The Chinese Communist Party and its government have never responded to their demands. With the ascension to power of Xi Jinping, the repression of the Mothers has become even worse than before.

As time passes, their numbers have dwindled. Prof. Ding’s husband died in 2015. In a handwritten letter to me dated January 30, 2018, she wrote that she plans simply to stay home for her remaining years. She is known in her apartment building as the only one who has “special protection” twenty-four hours a day. Her letter also contains these lines:

“Thank you for thinking of me. You remind me that I have a duty to let people who care about me know that I am still alive.”

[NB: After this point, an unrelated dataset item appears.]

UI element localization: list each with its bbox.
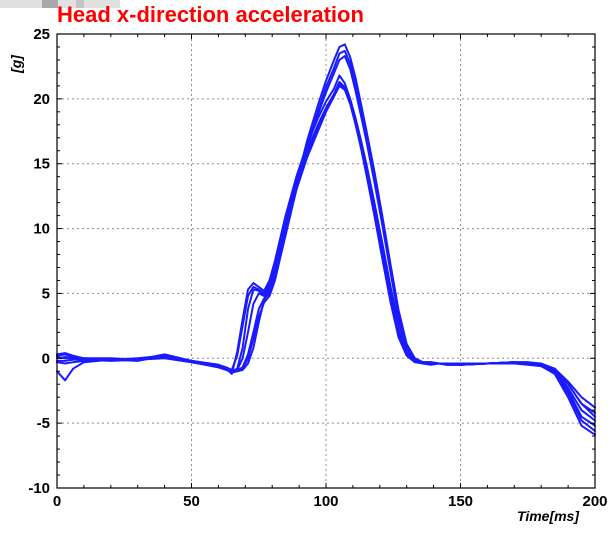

“I no longer expect, in the years that are left to me, to attain justice for the lost souls of Tiananmen. I did my best, but did not make it.”

“My only hope is to live in dignity and to die with dignity.  Two years ago, I did everything I could to help my husband depart in dignity.  From now on, my fate is in the hands of Heaven.”

The CCP is hoping that The Tiananmen Mothers will gradually die off and be forgotten. But is that possible? I doubt it. Today, on the 31st anniversary of the massacre, this special award helps to continue and to strengthen memory—both of the lost souls of 1989 and of the cause of freedom and democracy for which they gave their lives.

DEPUTY SECRETARY STEPHEN BIEGUN:  Thank you, Tong Yi, for joining us today.